Maurizio de Giovanni, giallista napoletano classe 1958, dopo aver vinto nel 2005 un concorso per giallisti esordienti con un racconto incentrato sulla figura dell’ormai mitico malinconico commissario Ricciardi, il quale crede di essere pazzo e nel quale si riflette l’autore stesso, attivo nella Napoli degli anni Trenta, comincia un ciclo di romanzi, pubblicati da Einaudi Stile Libero, ispirati proprio al celebre commissario, che comprende Il senso del dolore, La condanna del sangue, Il posto di ognuno, Il giorno dei morti, Per mano mia, Vipera, In fondo al tuo cuore e Anime di vetro. Nel 2012 esce Il metodo del Coccodrillo, edito da Mondadori che si aggiudica anche il Premio Scerbanenco, e dove fa la sua comparsa l’ispettore Lojacono, fra i protagonisti della serie dei Bastardi di Pizzofalcone. Nel 2014, ancora per Einaudi Stile Libero, de Giovanni pubblica anche l’antologia Giochi criminali, insieme a Giancarlo De Cataldo, Diego De Silva e Carlo Lucarelli. Nel 2015 esce per Rizzoli il romanzo Il resto della settimana. Tutti i libri di Maurizio de Giovanni sono tradotti o in corso di traduzione in Francia, Germania, Inghilterra, Spagna, Russia, Danimarca e Stati Uniti. Lo scrittore partenopeo è anche autore di racconti a tema calcistico sulla squadra del Napoli, della quale è visceralmente tifoso, nonché di opere teatrali. Intenso ed originale, de Giovanni sa coinvolgere il lettore come pochi scrittori sanno fare e probabilmente creando dipendenza verso i suoi personaggi (Ricciardi, Enrica, Bambinella), generando curiosità e aspettative per il romanzo che verrà già mentre si legge quello attuale. Ribaltando l’immagine tipica da cartolina delle città, de Giovanni svuota la sua Napoli della banale retorica calando il lettore in una città dall’atmosfera insolita, quasi metafisica, senza rinunciare a volte al folklore autoctono e ai sentimenti.

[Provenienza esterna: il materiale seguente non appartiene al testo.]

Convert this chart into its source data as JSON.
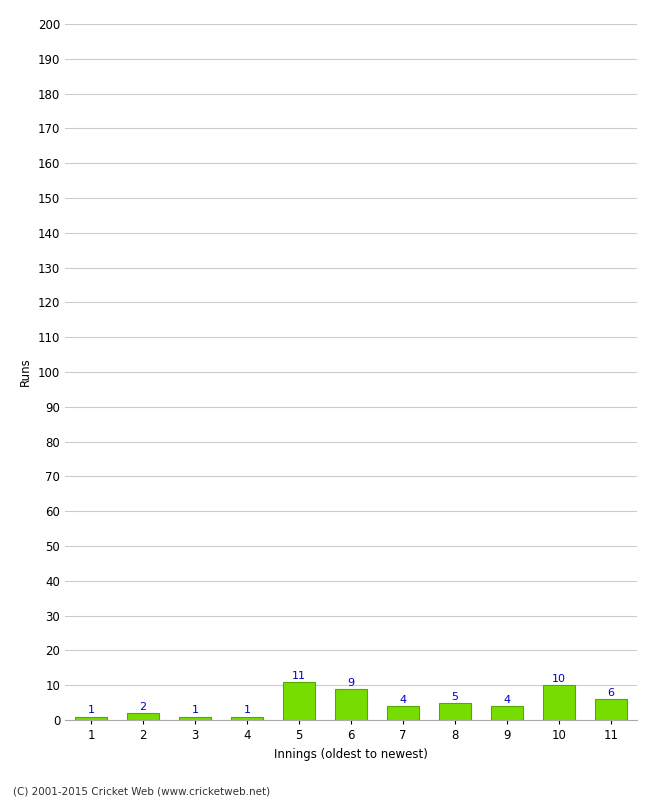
{
  "innings": [
    1,
    2,
    3,
    4,
    5,
    6,
    7,
    8,
    9,
    10,
    11
  ],
  "runs": [
    1,
    2,
    1,
    1,
    11,
    9,
    4,
    5,
    4,
    10,
    6
  ],
  "bar_color": "#77dd00",
  "bar_edge_color": "#55aa00",
  "label_color": "#0000cc",
  "xlabel": "Innings (oldest to newest)",
  "ylabel": "Runs",
  "ylim": [
    0,
    200
  ],
  "yticks": [
    0,
    10,
    20,
    30,
    40,
    50,
    60,
    70,
    80,
    90,
    100,
    110,
    120,
    130,
    140,
    150,
    160,
    170,
    180,
    190,
    200
  ],
  "footer": "(C) 2001-2015 Cricket Web (www.cricketweb.net)",
  "background_color": "#ffffff",
  "grid_color": "#cccccc",
  "label_fontsize": 8,
  "axis_fontsize": 8.5,
  "footer_fontsize": 7.5
}
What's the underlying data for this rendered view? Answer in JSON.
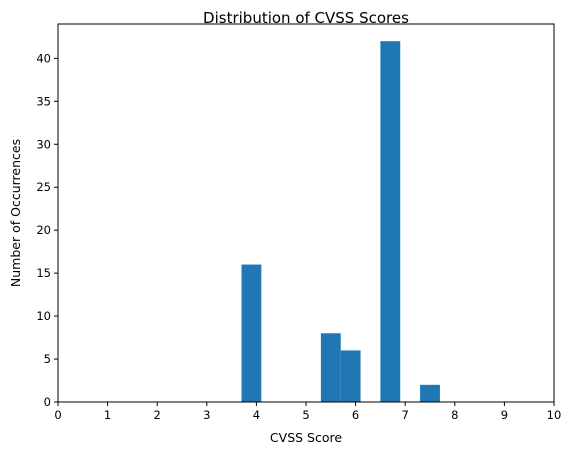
{
  "chart_data": {
    "type": "bar",
    "title": "Distribution of CVSS Scores",
    "xlabel": "CVSS Score",
    "ylabel": "Number of Occurrences",
    "xlim": [
      0,
      10
    ],
    "ylim": [
      0,
      44
    ],
    "xticks": [
      0,
      1,
      2,
      3,
      4,
      5,
      6,
      7,
      8,
      9,
      10
    ],
    "yticks": [
      0,
      5,
      10,
      15,
      20,
      25,
      30,
      35,
      40
    ],
    "bar_color": "#1f77b4",
    "grid": false,
    "bins": [
      {
        "start": 3.7,
        "end": 4.1,
        "count": 16
      },
      {
        "start": 5.3,
        "end": 5.7,
        "count": 8
      },
      {
        "start": 5.7,
        "end": 6.1,
        "count": 6
      },
      {
        "start": 6.5,
        "end": 6.9,
        "count": 42
      },
      {
        "start": 7.3,
        "end": 7.7,
        "count": 2
      }
    ]
  }
}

Maurizio de Giovanni e la cronaca nera
Ogni volta che ci si trova al cospetto di un delitto efferato, cediamo naturalmente alla tentazione di puntare il dito verso il suo autore, che da omicida si trasforma rapidamente in “mostro”. Il fatto che qualcuno abbia ‘sbandato’ più di noi è sinistramente rassicurante, ci fa sentire in qualche modo migliori, e soprattutto ci fa parlare. Parlare del “mostro”, certo. Ci fa parlare tanto. Purtroppo, però, in quel gran parlare che genera un caso di cronaca nera, troppo spesso ci si dimentica che a commettere quell’azione delittuosa è stato pur sempre un uomo, perché si è portati a pensare che ci sia uno strappo netto tra l’omicida e l’essere umano.
Maurizio de Giovanni, nella sua recente opera Nove volte per amore, prende spunto da nove celebri casi di cronaca nera per inventare altrettante storie, e soprattutto per tentare di ricucire quello strappo. E ci riesce, e come se ci riesce! Con una precisione sartoriale degna della migliore tradizione napoletana, restituisce ai c.d. “mostri” l’umanità dissoltasi nel chiacchiericcio. E lo fa con grande onestà, senza giudicare e senza giustificare. Si limita soltanto ad offrire dei punti di vista differenti, che siano quelli delle vittime o quelli dei carnefici. Quei punti di vista che faticano a trovare spazio in TV o sui giornali, perché i media tendono sempre più a banalizzare l’uomo: a loro interessa il delitto. De Giovanni, invece, ‘banalizza’ il delitto: a lui interessa l’uomo. Ma, la sua, è una banalizzazione virtuosa. Nella sua reinterpretazione frutto della fantasia, lo scrittore napoletano rende gli autori di questi nove delitti molto più normali di quanto possano sembrare. Spesso si scopre che il delitto può nascere da un’incomprensione, da quella incomunicabilità che troppo spesso permea i rapporti umani; può nascere dalla noia figlia dell’imborghesimento, può nascere dalla solitudine.
L’abilità di de Giovanni è proprio quella di rendere sorprendenti situazioni assolutamente normali. E per farlo si avvale dei suoi personaggi, lasciando che siano loro ad esprimersi. Ce li avvicina. Letteralmente. Con il suo inconfondibile stile asciutto e delicato, gli fa spazio allontanandosi in punta di penna senza intromettersi tra loro e il lettore, che accetta di buon grado questo attestato di fiducia e divora i suoi racconti con avidità. Con la ricompensa di un punto di vista differente.